Como judío entre ingleses, siempre me he sentido desplazado en mi propia ciudad natal, pero no tardé en aprender que ser un judío es cosa muy simple en comparación con ser un natural de la India. Apenas pudimos caminar tres pasos sin que alguien increpara a Aadil o lo detuviera. Los niños lo llamaban despectivamente «pajarraco» o bien se acercaban corriendo hasta él para restregar su piel oscura y comprobar si desaparecía su color. Los hombres se apartaban de su camino tapándose la nariz, aunque él olía a limpio y a flores mucho más de lo que pudiera esperar cualquiera de ellos. Las prostitutas lo llamaban ofreciéndole «precios especiales para los africanos», o diciéndole que jamás habían visto una verga negra y deseaban poder mirar una.

Yo pensaba que me volvería loco de ira o simplemente me haría el desentendido si alguien me pedía que viviera su vida, pero estaba claro que Aadil se había familiarizado hacía tiempo con aquellas cosas y le resbalaban. Con todo, no tardé en descubrir que había un aspecto en el que se parecían mucho un judío y un indio: el comerciante, no importa los prejuicios que pueda albergar en su corazón, tiene en igual consideración el dinero de todas las naciones. Nos dirigimos a una atestada taberna y, aunque el dueño dirigió a Aadil una mirada muy poco acogedora, cambió enseguida de actitud en cuanto el indio le ofreció un dineral por un reservado, comida y bebidas.

Aadil debía de conocer bien sus tabernas, porque aquella tenía una confortable habitación privada, dos ventanas provistas de cristales, grandes apliques para luces y una mesa bien puesta. Nos sirvieron comida, aunque Aadil no quiso probar nada de ella: los alimentos, según dijo, no habían sido preparados según las normas de su religión. La misma fe -explicó- le prohibía también el consumo de bebidas alcohólicas.

– ¡Nada de licores, vaya! -exclamó Elias-. ¡Demonios, Weaver…! ¡Por fin he descubierto una religión menos atrayente que la tuya! -No iba a permitir, sin embargo, que la abstinencia de nuestro anfitrión frenara su apetito, así que enseguida se sirvió un vaso de vino y empezó a infligir serios daños a una fuente de pollo frío.

A todo esto, nuestro amigo el señor Teaser estaba sentado en silencio, con las manos en su regazo. Rechazó con un movimiento de cabeza la comida y la bebida que se le ofreció. No me pareció extraño: después de todo, había recibido una terrible noticia y presenciado ese día sucesos notables. Pero, aun así, me costaba entender su pasividad en manos de aquel gigante de piel negra. Era fácil deducir de aquello que Teaser había tenido anteriormente tratos con Aadil Wajid Ali Baghat, y que por esa razón confiaba en el espía indio.

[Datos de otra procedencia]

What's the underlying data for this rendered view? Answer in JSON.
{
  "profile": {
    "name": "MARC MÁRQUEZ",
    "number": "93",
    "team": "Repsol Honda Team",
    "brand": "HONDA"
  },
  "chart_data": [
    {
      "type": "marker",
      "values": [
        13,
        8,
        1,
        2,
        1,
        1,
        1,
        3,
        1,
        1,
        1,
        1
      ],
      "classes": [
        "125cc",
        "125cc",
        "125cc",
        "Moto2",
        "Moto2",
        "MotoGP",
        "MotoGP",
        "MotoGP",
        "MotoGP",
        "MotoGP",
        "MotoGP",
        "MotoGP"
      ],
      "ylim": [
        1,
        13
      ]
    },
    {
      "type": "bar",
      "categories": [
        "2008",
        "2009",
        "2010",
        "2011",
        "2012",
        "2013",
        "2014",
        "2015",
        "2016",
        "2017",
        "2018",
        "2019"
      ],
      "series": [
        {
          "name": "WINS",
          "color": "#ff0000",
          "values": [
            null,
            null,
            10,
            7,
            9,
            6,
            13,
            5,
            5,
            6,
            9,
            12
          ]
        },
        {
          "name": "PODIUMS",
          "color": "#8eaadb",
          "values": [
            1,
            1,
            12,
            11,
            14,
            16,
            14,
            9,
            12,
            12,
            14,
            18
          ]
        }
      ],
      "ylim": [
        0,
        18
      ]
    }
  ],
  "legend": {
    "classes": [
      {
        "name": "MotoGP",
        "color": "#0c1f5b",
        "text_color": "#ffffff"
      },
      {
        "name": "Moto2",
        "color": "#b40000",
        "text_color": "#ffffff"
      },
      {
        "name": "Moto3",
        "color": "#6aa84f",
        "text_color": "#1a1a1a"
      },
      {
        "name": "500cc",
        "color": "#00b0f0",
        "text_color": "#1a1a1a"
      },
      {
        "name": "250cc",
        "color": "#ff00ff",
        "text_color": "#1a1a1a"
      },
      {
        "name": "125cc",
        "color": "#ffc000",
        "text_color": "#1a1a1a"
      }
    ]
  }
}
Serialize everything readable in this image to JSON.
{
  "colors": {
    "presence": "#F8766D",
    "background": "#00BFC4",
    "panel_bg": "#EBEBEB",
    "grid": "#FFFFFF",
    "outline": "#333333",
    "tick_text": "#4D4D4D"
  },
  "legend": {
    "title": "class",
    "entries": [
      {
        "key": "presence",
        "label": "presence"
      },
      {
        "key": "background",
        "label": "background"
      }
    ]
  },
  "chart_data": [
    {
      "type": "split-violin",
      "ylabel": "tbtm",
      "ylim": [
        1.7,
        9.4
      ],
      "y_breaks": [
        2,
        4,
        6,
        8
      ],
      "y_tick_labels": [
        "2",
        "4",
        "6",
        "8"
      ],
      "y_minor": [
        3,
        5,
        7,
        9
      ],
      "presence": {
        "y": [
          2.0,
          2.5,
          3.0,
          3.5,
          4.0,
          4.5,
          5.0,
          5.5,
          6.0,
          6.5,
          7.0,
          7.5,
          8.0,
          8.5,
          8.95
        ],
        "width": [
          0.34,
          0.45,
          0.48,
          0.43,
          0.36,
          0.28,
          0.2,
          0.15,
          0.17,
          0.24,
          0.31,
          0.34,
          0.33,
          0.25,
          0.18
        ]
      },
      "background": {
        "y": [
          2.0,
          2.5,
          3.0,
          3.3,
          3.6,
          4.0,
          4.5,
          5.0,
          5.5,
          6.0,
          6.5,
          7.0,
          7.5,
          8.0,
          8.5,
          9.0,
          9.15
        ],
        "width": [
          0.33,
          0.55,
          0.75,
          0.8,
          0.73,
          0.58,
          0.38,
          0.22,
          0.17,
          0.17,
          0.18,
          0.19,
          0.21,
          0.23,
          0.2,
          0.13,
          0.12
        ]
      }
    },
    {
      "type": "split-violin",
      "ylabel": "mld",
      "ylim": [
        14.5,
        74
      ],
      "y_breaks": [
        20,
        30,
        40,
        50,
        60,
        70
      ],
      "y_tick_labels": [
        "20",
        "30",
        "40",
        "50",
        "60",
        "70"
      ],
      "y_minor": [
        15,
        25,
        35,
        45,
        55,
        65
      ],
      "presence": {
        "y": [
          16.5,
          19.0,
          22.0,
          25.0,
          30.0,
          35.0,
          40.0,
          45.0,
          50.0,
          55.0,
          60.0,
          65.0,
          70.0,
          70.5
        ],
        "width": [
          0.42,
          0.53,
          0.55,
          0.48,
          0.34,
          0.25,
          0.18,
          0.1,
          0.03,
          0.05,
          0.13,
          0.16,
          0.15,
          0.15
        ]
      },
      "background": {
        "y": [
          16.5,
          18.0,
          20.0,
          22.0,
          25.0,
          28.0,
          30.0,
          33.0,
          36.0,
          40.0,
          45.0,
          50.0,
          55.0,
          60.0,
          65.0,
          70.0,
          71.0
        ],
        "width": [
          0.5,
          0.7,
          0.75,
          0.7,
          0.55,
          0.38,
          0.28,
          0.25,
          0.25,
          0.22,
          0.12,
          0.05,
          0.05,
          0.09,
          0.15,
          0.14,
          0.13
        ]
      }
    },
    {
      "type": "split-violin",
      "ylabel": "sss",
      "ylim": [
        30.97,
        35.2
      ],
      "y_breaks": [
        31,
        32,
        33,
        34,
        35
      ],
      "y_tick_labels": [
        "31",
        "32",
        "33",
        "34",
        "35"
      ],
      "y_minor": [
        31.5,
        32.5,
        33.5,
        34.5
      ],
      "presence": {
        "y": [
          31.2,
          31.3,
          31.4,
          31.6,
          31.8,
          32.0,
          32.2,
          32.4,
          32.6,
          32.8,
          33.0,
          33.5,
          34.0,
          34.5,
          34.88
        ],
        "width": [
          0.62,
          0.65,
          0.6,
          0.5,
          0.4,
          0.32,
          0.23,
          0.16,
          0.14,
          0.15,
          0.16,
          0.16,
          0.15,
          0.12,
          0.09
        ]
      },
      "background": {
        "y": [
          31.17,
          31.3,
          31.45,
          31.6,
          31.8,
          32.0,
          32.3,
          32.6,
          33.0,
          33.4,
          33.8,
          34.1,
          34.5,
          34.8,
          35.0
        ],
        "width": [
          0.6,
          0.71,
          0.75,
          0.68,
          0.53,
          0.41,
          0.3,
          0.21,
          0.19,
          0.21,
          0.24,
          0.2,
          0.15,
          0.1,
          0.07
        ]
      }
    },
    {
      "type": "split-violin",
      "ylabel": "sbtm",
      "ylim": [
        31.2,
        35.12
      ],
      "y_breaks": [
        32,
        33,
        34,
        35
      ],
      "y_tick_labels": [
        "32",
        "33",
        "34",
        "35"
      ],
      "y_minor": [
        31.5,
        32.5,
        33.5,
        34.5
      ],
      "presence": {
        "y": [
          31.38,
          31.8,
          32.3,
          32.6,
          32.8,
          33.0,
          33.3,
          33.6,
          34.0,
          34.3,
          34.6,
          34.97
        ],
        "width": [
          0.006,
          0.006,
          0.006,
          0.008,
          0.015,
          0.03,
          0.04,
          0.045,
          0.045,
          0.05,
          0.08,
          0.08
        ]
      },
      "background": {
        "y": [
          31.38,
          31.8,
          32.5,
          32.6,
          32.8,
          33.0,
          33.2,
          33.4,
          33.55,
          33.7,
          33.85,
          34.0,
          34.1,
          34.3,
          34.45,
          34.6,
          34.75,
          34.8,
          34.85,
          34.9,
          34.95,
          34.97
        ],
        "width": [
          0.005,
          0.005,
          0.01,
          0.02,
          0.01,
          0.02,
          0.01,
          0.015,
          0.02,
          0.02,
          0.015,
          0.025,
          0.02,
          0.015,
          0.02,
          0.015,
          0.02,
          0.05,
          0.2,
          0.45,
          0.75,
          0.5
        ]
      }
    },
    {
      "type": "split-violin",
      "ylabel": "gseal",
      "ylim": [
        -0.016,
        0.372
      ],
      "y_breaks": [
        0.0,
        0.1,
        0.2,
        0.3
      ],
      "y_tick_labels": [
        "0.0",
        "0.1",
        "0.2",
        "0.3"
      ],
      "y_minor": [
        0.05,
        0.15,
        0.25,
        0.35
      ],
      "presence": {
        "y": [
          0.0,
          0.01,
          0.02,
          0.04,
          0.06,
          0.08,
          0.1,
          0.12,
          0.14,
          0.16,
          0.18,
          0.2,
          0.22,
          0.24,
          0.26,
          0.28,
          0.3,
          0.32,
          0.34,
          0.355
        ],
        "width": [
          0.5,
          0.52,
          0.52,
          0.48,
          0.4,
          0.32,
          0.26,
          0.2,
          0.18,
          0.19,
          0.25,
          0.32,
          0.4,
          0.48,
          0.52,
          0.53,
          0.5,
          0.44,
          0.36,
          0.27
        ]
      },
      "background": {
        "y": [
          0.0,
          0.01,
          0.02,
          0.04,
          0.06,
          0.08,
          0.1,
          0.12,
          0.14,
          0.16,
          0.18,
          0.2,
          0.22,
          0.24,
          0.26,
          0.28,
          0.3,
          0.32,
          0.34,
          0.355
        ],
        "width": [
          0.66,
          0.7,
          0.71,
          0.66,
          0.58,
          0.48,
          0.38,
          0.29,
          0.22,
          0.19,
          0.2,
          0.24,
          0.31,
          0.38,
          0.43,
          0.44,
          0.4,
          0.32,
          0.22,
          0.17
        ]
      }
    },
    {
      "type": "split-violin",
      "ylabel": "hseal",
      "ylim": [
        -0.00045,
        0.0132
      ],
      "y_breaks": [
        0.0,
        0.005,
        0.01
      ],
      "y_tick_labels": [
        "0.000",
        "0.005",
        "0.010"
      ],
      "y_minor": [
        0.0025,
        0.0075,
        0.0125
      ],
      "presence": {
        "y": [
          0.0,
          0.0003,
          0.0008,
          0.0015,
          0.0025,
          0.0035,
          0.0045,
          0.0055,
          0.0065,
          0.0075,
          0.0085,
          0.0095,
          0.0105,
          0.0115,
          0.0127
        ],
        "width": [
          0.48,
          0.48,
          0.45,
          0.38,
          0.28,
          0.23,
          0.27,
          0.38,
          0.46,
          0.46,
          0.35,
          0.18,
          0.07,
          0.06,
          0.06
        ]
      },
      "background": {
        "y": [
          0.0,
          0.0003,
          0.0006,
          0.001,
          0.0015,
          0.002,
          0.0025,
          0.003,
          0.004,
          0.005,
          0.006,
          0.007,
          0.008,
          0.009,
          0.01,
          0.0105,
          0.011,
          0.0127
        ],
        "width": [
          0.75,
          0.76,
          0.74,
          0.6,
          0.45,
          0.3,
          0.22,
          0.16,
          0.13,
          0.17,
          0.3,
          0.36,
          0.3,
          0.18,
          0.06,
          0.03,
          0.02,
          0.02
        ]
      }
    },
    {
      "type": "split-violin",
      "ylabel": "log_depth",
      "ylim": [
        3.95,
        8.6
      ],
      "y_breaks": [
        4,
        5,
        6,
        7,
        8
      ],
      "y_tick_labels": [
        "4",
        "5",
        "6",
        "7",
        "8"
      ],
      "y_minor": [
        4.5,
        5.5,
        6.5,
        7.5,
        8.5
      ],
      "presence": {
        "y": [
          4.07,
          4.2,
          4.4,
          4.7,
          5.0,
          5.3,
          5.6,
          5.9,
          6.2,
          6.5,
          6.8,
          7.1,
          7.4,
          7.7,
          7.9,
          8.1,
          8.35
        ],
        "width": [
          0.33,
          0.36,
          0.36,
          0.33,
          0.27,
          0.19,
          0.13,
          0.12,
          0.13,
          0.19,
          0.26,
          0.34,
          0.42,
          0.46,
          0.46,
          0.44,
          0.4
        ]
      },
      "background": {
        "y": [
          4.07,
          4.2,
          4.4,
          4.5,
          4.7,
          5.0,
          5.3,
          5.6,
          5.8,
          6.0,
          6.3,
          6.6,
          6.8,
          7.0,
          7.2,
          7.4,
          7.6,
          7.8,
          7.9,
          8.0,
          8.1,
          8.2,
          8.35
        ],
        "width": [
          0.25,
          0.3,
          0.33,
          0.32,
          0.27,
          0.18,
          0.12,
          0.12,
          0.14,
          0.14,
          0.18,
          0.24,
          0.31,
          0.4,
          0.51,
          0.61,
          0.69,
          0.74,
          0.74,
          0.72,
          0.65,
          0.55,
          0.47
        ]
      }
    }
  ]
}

Esta suposición se confirmó más adelante pues, aunque el señor Teaser seguía sentado a solas en afligido silencio, Aadil vertió una buena cantidad de vino en una copa de peltre y se la tendió al infortunado, diciéndole:

– Bebed, señor. Sé que los ingleses encontráis esto muy reconfortante.

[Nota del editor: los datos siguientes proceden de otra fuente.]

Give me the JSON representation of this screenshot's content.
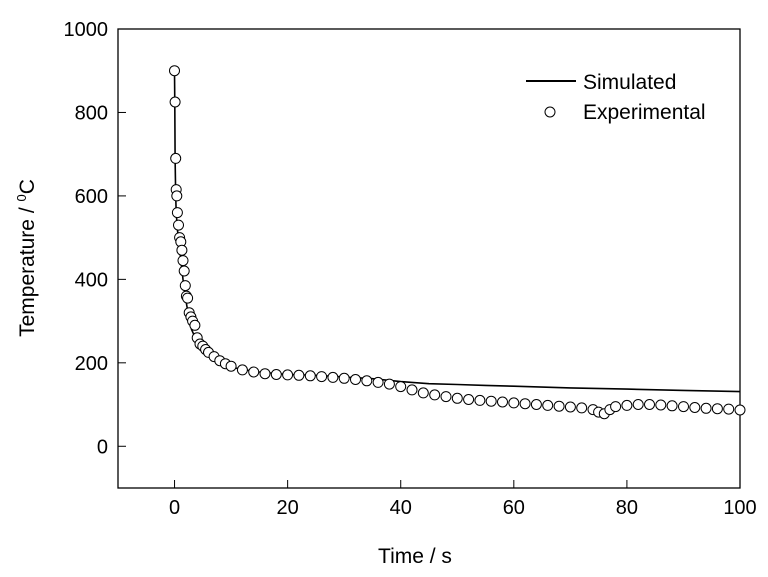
{
  "chart_data": {
    "type": "line",
    "title": "",
    "xlabel": "Time / s",
    "ylabel_main": "Temperature / ",
    "ylabel_sup": "0",
    "ylabel_unit": "C",
    "xlim": [
      -10,
      100
    ],
    "ylim": [
      -100,
      1000
    ],
    "xticks": [
      0,
      20,
      40,
      60,
      80,
      100
    ],
    "yticks": [
      0,
      200,
      400,
      600,
      800,
      1000
    ],
    "grid": false,
    "legend_position": "top-right",
    "series": [
      {
        "name": "Simulated",
        "style": "line",
        "color": "#000000",
        "x": [
          0,
          0.05,
          0.1,
          0.2,
          0.3,
          0.5,
          0.75,
          1,
          1.5,
          2,
          2.5,
          3,
          4,
          5,
          6,
          8,
          10,
          12,
          15,
          20,
          25,
          30,
          35,
          40,
          45,
          50,
          55,
          60,
          70,
          80,
          90,
          100
        ],
        "y": [
          900,
          820,
          690,
          600,
          560,
          520,
          490,
          460,
          400,
          350,
          310,
          280,
          250,
          230,
          218,
          200,
          190,
          184,
          178,
          172,
          170,
          166,
          162,
          155,
          150,
          148,
          146,
          144,
          140,
          137,
          134,
          131
        ]
      },
      {
        "name": "Experimental",
        "style": "markers",
        "marker": "open-circle",
        "color": "#000000",
        "x": [
          0,
          0.1,
          0.2,
          0.3,
          0.4,
          0.5,
          0.7,
          0.9,
          1.1,
          1.3,
          1.5,
          1.7,
          1.9,
          2.1,
          2.3,
          2.6,
          2.9,
          3.2,
          3.6,
          4.0,
          4.5,
          5,
          5.5,
          6,
          7,
          8,
          9,
          10,
          12,
          14,
          16,
          18,
          20,
          22,
          24,
          26,
          28,
          30,
          32,
          34,
          36,
          38,
          40,
          42,
          44,
          46,
          48,
          50,
          52,
          54,
          56,
          58,
          60,
          62,
          64,
          66,
          68,
          70,
          72,
          74,
          75,
          76,
          77,
          78,
          80,
          82,
          84,
          86,
          88,
          90,
          92,
          94,
          96,
          98,
          100
        ],
        "y": [
          900,
          825,
          690,
          615,
          600,
          560,
          530,
          500,
          490,
          470,
          445,
          420,
          385,
          360,
          355,
          320,
          310,
          300,
          290,
          260,
          245,
          240,
          232,
          225,
          215,
          205,
          198,
          192,
          183,
          178,
          174,
          172,
          171,
          170,
          169,
          167,
          165,
          163,
          160,
          157,
          153,
          149,
          143,
          135,
          128,
          123,
          119,
          115,
          112,
          110,
          108,
          106,
          104,
          102,
          100,
          98,
          96,
          94,
          92,
          88,
          82,
          78,
          88,
          95,
          98,
          100,
          100,
          99,
          97,
          95,
          93,
          91,
          90,
          89,
          87
        ]
      }
    ]
  }
}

Teaser tomó la copa en sus manos, pero no hizo el menor gesto de beber.

– No puedo creer que esté muerta -se lamentó en voz alta-. Y la pobre Madre Clap, y mis amigos…, ¿qué va a ser de ellos? Debemos regresar a ayudarlos.

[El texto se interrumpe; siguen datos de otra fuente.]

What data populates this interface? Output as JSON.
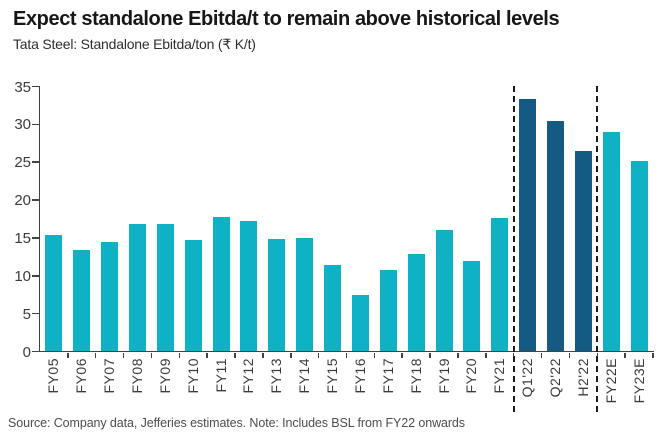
{
  "header": {
    "title": "Expect standalone Ebitda/t to remain above historical levels",
    "subtitle": "Tata Steel: Standalone Ebitda/ton (₹ K/t)"
  },
  "footer": {
    "source": "Source: Company data, Jefferies estimates. Note: Includes BSL from FY22 onwards"
  },
  "colors": {
    "bar_teal": "#0fb1c5",
    "bar_navy": "#155a82",
    "axis": "#424242",
    "tick_label": "#3b3b40",
    "separator": "#1b1b1b"
  },
  "chart_data": {
    "type": "bar",
    "title": "Expect standalone Ebitda/t to remain above historical levels",
    "subtitle": "Tata Steel: Standalone Ebitda/ton (₹ K/t)",
    "xlabel": "",
    "ylabel": "",
    "categories": [
      "FY05",
      "FY06",
      "FY07",
      "FY08",
      "FY09",
      "FY10",
      "FY11",
      "FY12",
      "FY13",
      "FY14",
      "FY15",
      "FY16",
      "FY17",
      "FY18",
      "FY19",
      "FY20",
      "FY21",
      "Q1'22",
      "Q2'22",
      "H2'22",
      "FY22E",
      "FY23E"
    ],
    "values": [
      15.4,
      13.4,
      14.5,
      16.9,
      16.9,
      14.7,
      17.8,
      17.3,
      14.8,
      15.0,
      11.4,
      7.5,
      10.8,
      12.9,
      16.1,
      12.0,
      17.6,
      33.3,
      30.4,
      26.5,
      29.0,
      25.2
    ],
    "navy_indices": [
      17,
      18,
      19
    ],
    "separators_after_index": [
      16,
      19
    ],
    "ylim": [
      0,
      35
    ],
    "yticks": [
      0,
      5,
      10,
      15,
      20,
      25,
      30,
      35
    ],
    "grid": false,
    "legend": false,
    "x_label_rotation": 90
  }
}
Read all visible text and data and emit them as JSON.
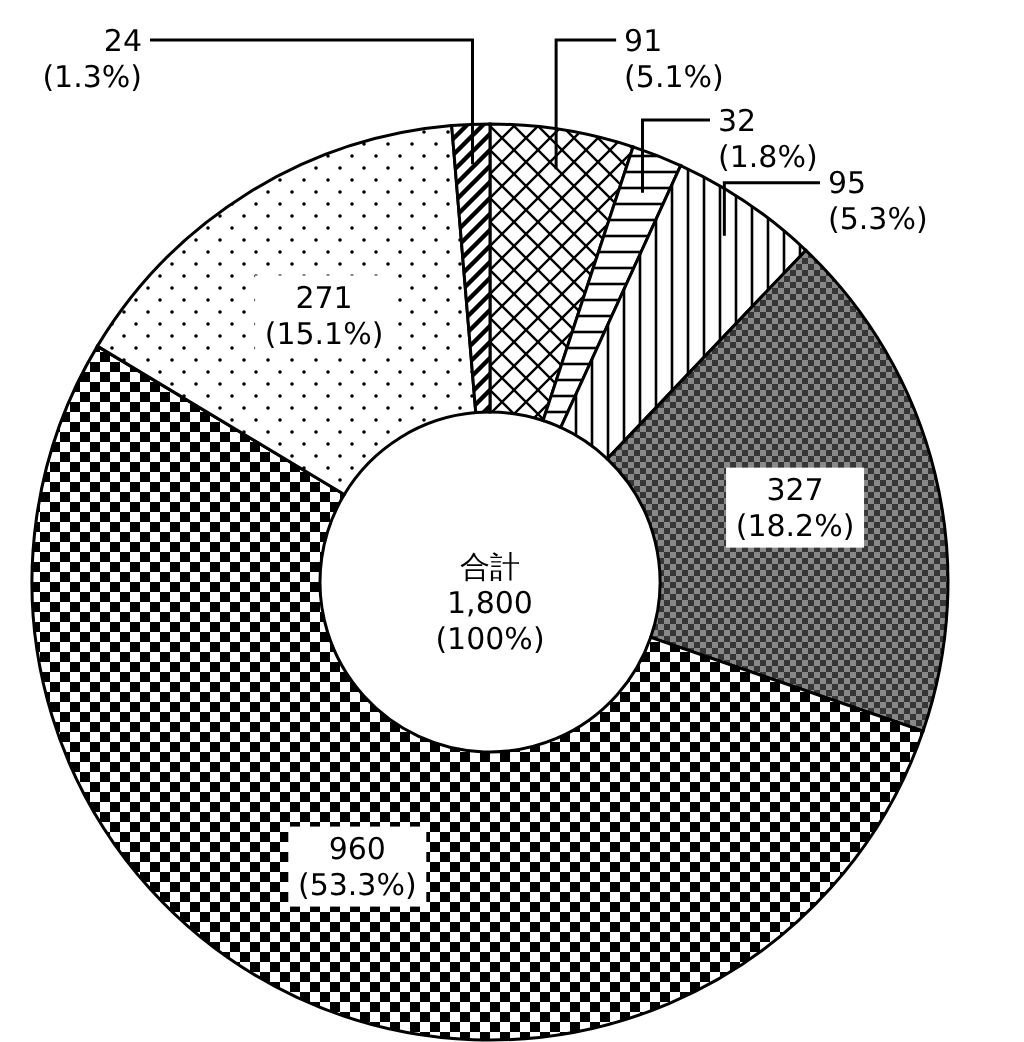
{
  "chart_data": {
    "type": "donut",
    "categories": [
      null,
      null,
      null,
      null,
      null,
      null,
      null
    ],
    "values": [
      91,
      32,
      95,
      327,
      960,
      271,
      24
    ],
    "colors": [
      "#000000",
      "#000000",
      "#000000",
      "#000000",
      "#000000",
      "#000000",
      "#000000"
    ],
    "value_labels": [
      "91\n(5.1%)",
      "32\n(1.8%)",
      "95\n(5.3%)",
      "327\n(18.2%)",
      "960\n(53.3%)",
      "271\n(15.1%)",
      "24\n(1.3%)"
    ],
    "annotations": [
      "合計\n1,800\n(100%)"
    ]
  }
}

Reconozco que no hubiera esperado sentimientos tan valerosos en un hombre deseoso de casarse con otro hombre, pero la noche estaba ya cargada de sorpresas y aún contendría, ahora estaba seguro, otras muchas.

– No podemos regresar -dije- y no hay nada que podamos hacer por ellos. Siento decíroslo así, pero es la verdad. Con los alguaciles y los reformistas allí, aquello ya no está a nuestro alcance. Aparte de que deduzco de su comportamiento que estaban al servicio de algún otro poder, de alguien con dinero para asegurarse de que la redada se llevaba a cabo. Solo podemos esperar que, cuando hayan cumplido sus oscuros propósitos, pierdan todo interés en perseguir a vuestros amigos.